Разделяя позиции Рубинштейна, я, несмотря на опасность прослыть брюзгой и экономофобом, вынужден высказать возражение, касающееся методологии доказательства им своей правоты. Основная вызывающая возражение особенность аргументации Рубинштейна – почти исключительное апеллирование к теориям, которые в терминологии Р. Мертона относятся к «общим теориям» или, скорее, к ним, чем к теориям «среднего уровня», при явном недоиспользовании арсенала последних [Мертон, 2006, с. 64–104].

В самом деле, Рубинштейн активно ссылается на мнения философов, социологов-теоретиков, лингвиста Ф. де Соссюра и, разумеется, теоретиков-экономистов. Но почему-то оставляет без внимания наработки тех наук, где его взгляды на методологический индивидуализм, и в частности на потребности социальных групп, а также на специфику принятия решений формальными институтами, считаются эмпирически достоверными и активно используются в теории. Я имею в виду исследования в социальной и политической психологии и социологии, культурологии, политологии и в целом анализ социума в неоинституциональной парадигме[78].

Впрочем, поиск союзников по взглядам – дело в данном случае далеко не самое важное. Куда важнее методология исследования. Проблема в том, что дискуссия о методологическом индивидуализме на уровне общих теорий, сколь бы тонкой она ни была, имеет свои познавательные границы. Такая дискуссия может привести к уточнению существующих и появлению новых теоретических конструкций, но адекватного ответа на вопрос о реалистичности (а значит, и о пригодности для научных целей) методологического индивидуализма дать не может. Для этого нужна работа с теориями среднего уровня и эмпирическими данными, на которых эти теории основываются. Отсутствие такой работы превращает развернутое Рубинштейном обсуждение в столкновение «слова против слова», где критерием научности оказывается не реалистичность концептов, а их удобство для совершенствования парадигмы равновесия и соответствие либеральным ценностям.

Почему Рубинштейн перевел дискуссию из сферы эмпирики и теорий среднего уровня в горние области общих теорий, мне столь же непонятно, как и упорство либертарианцев в деле защиты методологического индивидуализма. Может быть, он решил поговорить с оппонентами на свойственном им языке конструкций, не обезображенных связью с реальностью[79]. Может быть, сказалась принадлежность самого Рубинштейна к цеху экономистов, не склонных без особой необходимости погружаться в бренную повседневность реализма, в особенности ту, что изучается другими научными дисциплинами. Но так или иначе, а аргументов, отсылающих к эмпирике, в статье Рубинштейна я заметил только два. И похоже, оба они используются им не столько для анализа реальности, сколько для того, чтобы по-джентельменски гуманно оправдать упорство своих оппонентов.

Первая отсылка такова.

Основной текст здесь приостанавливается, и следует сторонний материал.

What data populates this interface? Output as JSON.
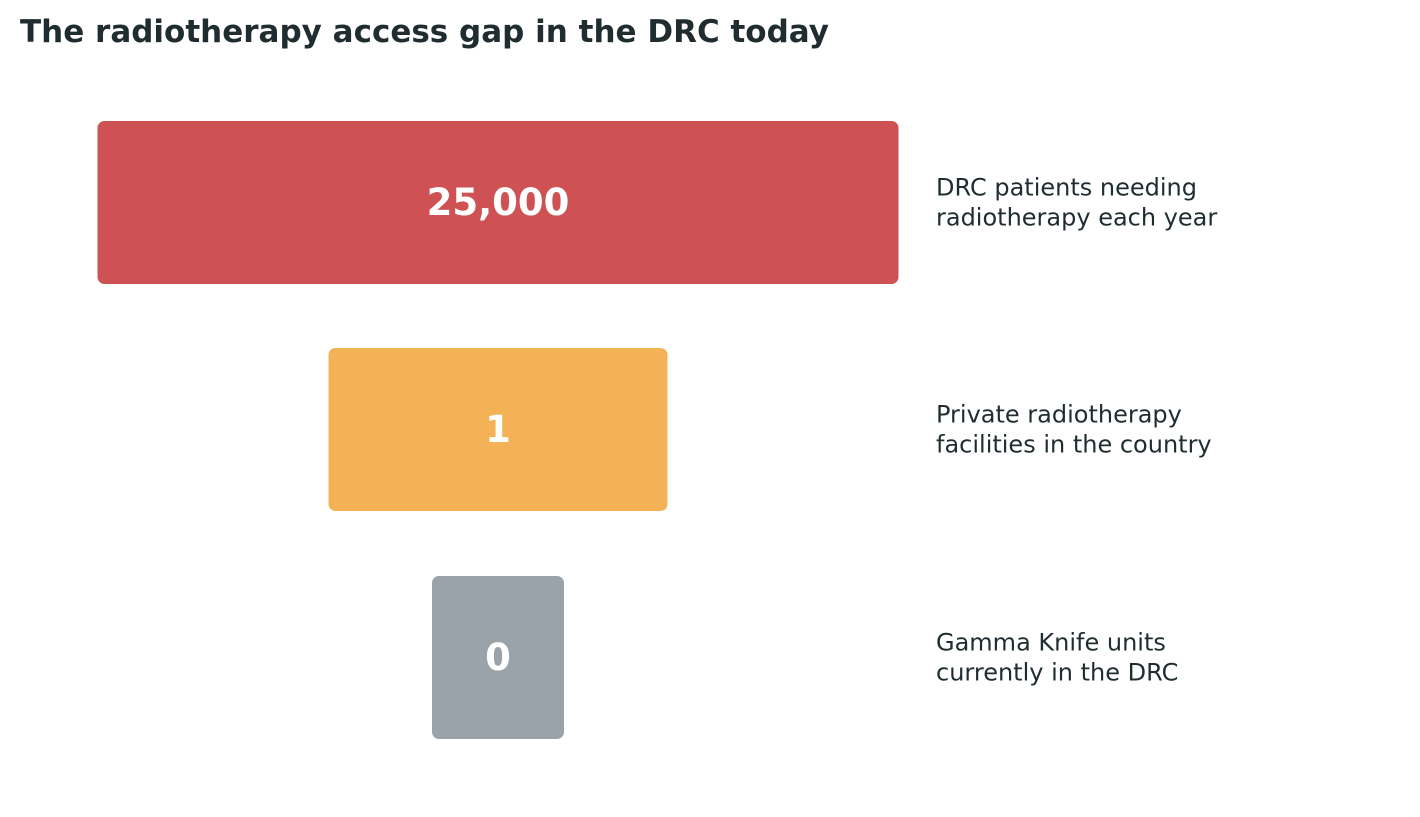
{
  "title": "The radiotherapy access gap in the DRC today",
  "chart_data": {
    "type": "bar",
    "orientation": "horizontal-centered",
    "title": "The radiotherapy access gap in the DRC today",
    "grid": false,
    "items": [
      {
        "value_label": "25,000",
        "value": 25000,
        "description": [
          "DRC patients needing",
          "radiotherapy each year"
        ],
        "color": "#ce5254"
      },
      {
        "value_label": "1",
        "value": 1,
        "description": [
          "Private radiotherapy",
          "facilities in the country"
        ],
        "color": "#f3b256"
      },
      {
        "value_label": "0",
        "value": 0,
        "description": [
          "Gamma Knife units",
          "currently in the DRC"
        ],
        "color": "#9aa3aa"
      }
    ]
  }
}
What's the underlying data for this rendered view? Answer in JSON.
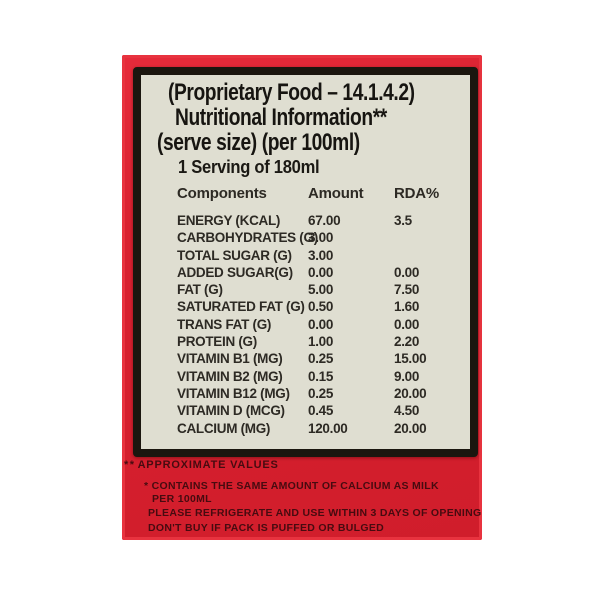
{
  "colors": {
    "package_red": "#d92130",
    "package_red_highlight": "#e8333f",
    "label_background": "#dfded1",
    "label_border": "#1b160f",
    "text_dark": "#1b1914",
    "footnote_maroon": "#470b10"
  },
  "label": {
    "title_line1": "(Proprietary Food – 14.1.4.2)",
    "title_line2": "Nutritional Information**",
    "title_line3": "(serve size) (per 100ml)",
    "serving": "1 Serving of 180ml",
    "table": {
      "headers": [
        "Components",
        "Amount",
        "RDA%"
      ],
      "rows": [
        {
          "component": "ENERGY (KCAL)",
          "amount": "67.00",
          "rda": "3.5"
        },
        {
          "component": "CARBOHYDRATES (G)",
          "amount": "3.00",
          "rda": ""
        },
        {
          "component": "TOTAL SUGAR (G)",
          "amount": "3.00",
          "rda": ""
        },
        {
          "component": "ADDED SUGAR(G)",
          "amount": "0.00",
          "rda": "0.00"
        },
        {
          "component": "FAT (G)",
          "amount": "5.00",
          "rda": "7.50"
        },
        {
          "component": "SATURATED FAT (G)",
          "amount": "0.50",
          "rda": "1.60"
        },
        {
          "component": "TRANS FAT (G)",
          "amount": "0.00",
          "rda": "0.00"
        },
        {
          "component": "PROTEIN (G)",
          "amount": "1.00",
          "rda": "2.20"
        },
        {
          "component": "VITAMIN B1 (MG)",
          "amount": "0.25",
          "rda": "15.00"
        },
        {
          "component": "VITAMIN B2 (MG)",
          "amount": "0.15",
          "rda": "9.00"
        },
        {
          "component": "VITAMIN B12 (MG)",
          "amount": "0.25",
          "rda": "20.00"
        },
        {
          "component": "VITAMIN D (MCG)",
          "amount": "0.45",
          "rda": "4.50"
        },
        {
          "component": "CALCIUM (MG)",
          "amount": "120.00",
          "rda": "20.00"
        }
      ]
    }
  },
  "footnotes": {
    "line1_prefix": "**",
    "line1": "APPROXIMATE VALUES",
    "line2_prefix": "*",
    "line2": "CONTAINS THE SAME AMOUNT OF CALCIUM AS MILK",
    "line3": "PER 100ML",
    "line4": "PLEASE REFRIGERATE AND USE WITHIN 3 DAYS OF OPENING",
    "line5": "DON'T BUY IF PACK IS PUFFED OR BULGED"
  }
}
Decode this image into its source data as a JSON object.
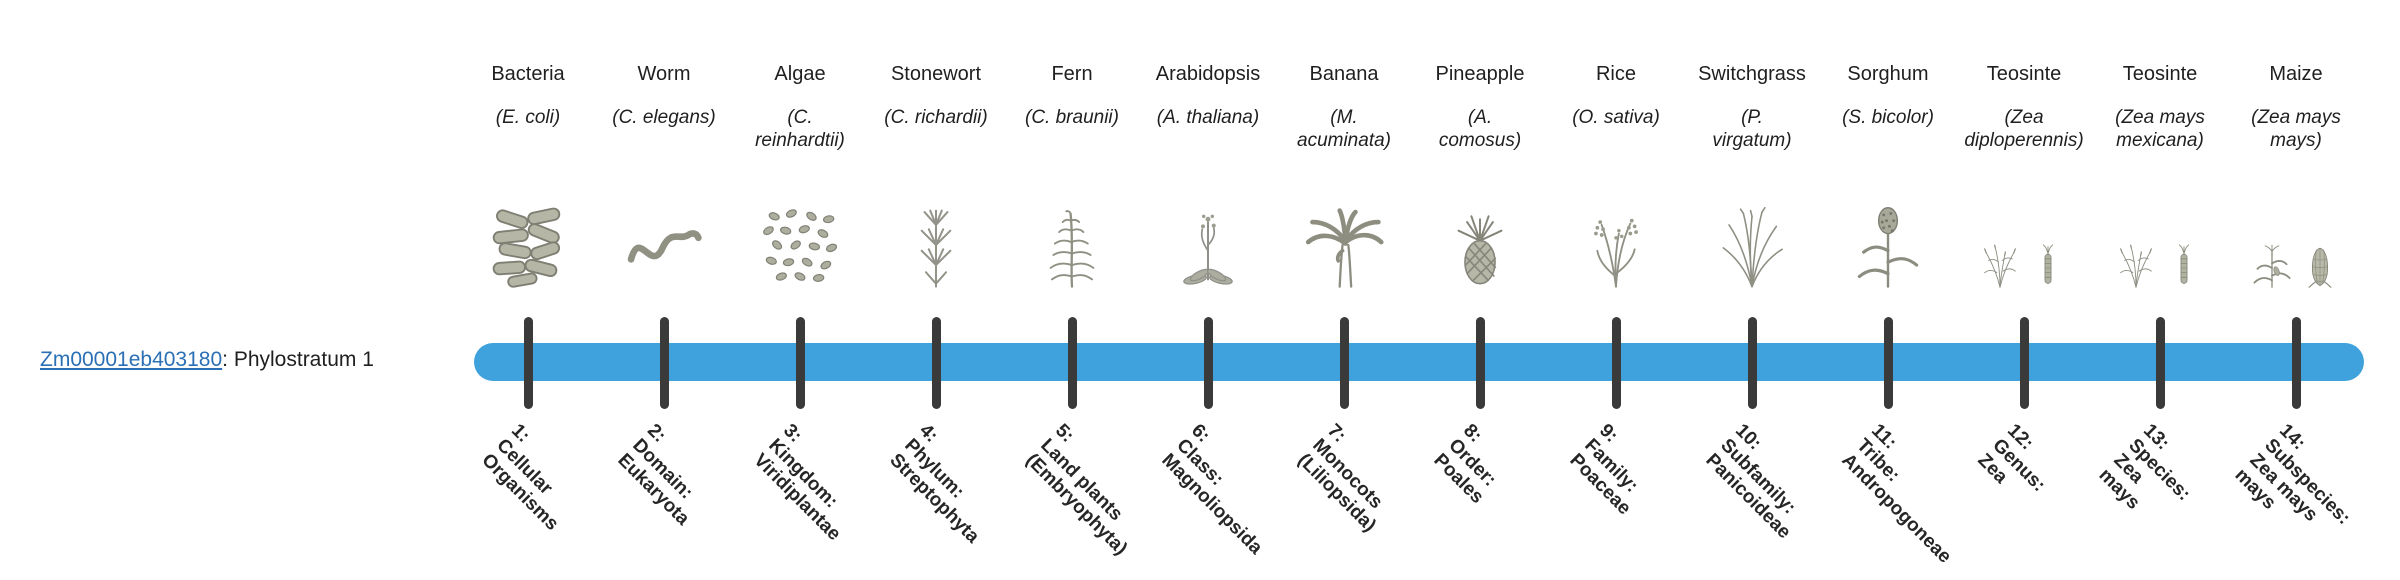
{
  "gene": {
    "id": "Zm00001eb403180",
    "label_suffix": ": Phylostratum 1",
    "link_color": "#2B6FB5"
  },
  "timeline": {
    "bar_color": "#3FA2DD",
    "tick_color": "#3A3A3A"
  },
  "species": [
    {
      "name": "Bacteria",
      "sci": "(E. coli)",
      "icons": [
        "bacteria-icon"
      ],
      "tick_label": "1:\nCellular\nOrganisms"
    },
    {
      "name": "Worm",
      "sci": "(C. elegans)",
      "icons": [
        "worm-icon"
      ],
      "tick_label": "2:\nDomain:\nEukaryota"
    },
    {
      "name": "Algae",
      "sci": "(C.\nreinhardtii)",
      "icons": [
        "algae-icon"
      ],
      "tick_label": "3:\nKingdom:\nViridiplantae"
    },
    {
      "name": "Stonewort",
      "sci": "(C. richardii)",
      "icons": [
        "stonewort-icon"
      ],
      "tick_label": "4:\nPhylum:\nStreptophyta"
    },
    {
      "name": "Fern",
      "sci": "(C. braunii)",
      "icons": [
        "fern-icon"
      ],
      "tick_label": "5:\nLand plants\n(Embryophyta)"
    },
    {
      "name": "Arabidopsis",
      "sci": "(A. thaliana)",
      "icons": [
        "arabidopsis-icon"
      ],
      "tick_label": "6:\nClass:\nMagnoliopsida"
    },
    {
      "name": "Banana",
      "sci": "(M.\nacuminata)",
      "icons": [
        "banana-icon"
      ],
      "tick_label": "7:\nMonocots\n(Liliopsida)"
    },
    {
      "name": "Pineapple",
      "sci": "(A.\ncomosus)",
      "icons": [
        "pineapple-icon"
      ],
      "tick_label": "8:\nOrder:\nPoales"
    },
    {
      "name": "Rice",
      "sci": "(O. sativa)",
      "icons": [
        "rice-icon"
      ],
      "tick_label": "9:\nFamily:\nPoaceae"
    },
    {
      "name": "Switchgrass",
      "sci": "(P.\nvirgatum)",
      "icons": [
        "switchgrass-icon"
      ],
      "tick_label": "10:\nSubfamily:\nPanicoideae"
    },
    {
      "name": "Sorghum",
      "sci": "(S. bicolor)",
      "icons": [
        "sorghum-icon"
      ],
      "tick_label": "11:\nTribe:\nAndropogoneae"
    },
    {
      "name": "Teosinte",
      "sci": "(Zea\ndiploperennis)",
      "icons": [
        "teosinte-plant-icon",
        "teosinte-spike-icon"
      ],
      "tick_label": "12:\nGenus:\nZea"
    },
    {
      "name": "Teosinte",
      "sci": "(Zea mays\nmexicana)",
      "icons": [
        "teosinte-plant-icon",
        "teosinte-spike-icon"
      ],
      "tick_label": "13:\nSpecies:\nZea\nmays"
    },
    {
      "name": "Maize",
      "sci": "(Zea mays\nmays)",
      "icons": [
        "maize-plant-icon",
        "maize-cob-icon"
      ],
      "tick_label": "14:\nSubspecies:\nZea mays\nmays"
    }
  ]
}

Приводя относящиеся к 1950-м гг. высказывания Самуэльсона и Масгрейва об отсутствии «мистического коллективного разума» и о неспособности группы выражать свои чувства, потому что группа «как таковая» не может говорить, Рубинштейн называет их «типичными для двадцатого столетия» «простыми аргументами» [Рубинштейн, 2012, с. 17] и подчеркивает, что сейчас «время простых аргументов прошло», потому что «в условиях усложнения связей между людьми сами институты генерируют специфические интересы отдельных общностей индивидуумов и общества в целом» [Рубинштейн, 2012, с. 17].

Эмпириогуманизм Рубинштейна по отношению к поборникам методологического индивидуализма, как и любые другие формы гуманизма, безусловно заслуживает уважения, но выглядит не очень убедительно. Потому что тезис об усложнении связей неизбежно рождает вопросы: а когда, собственно, такое усложнение произошло или где в истории человечества отыскать период, когда этой сложности не было, то есть когда существовали только интересы индивидов?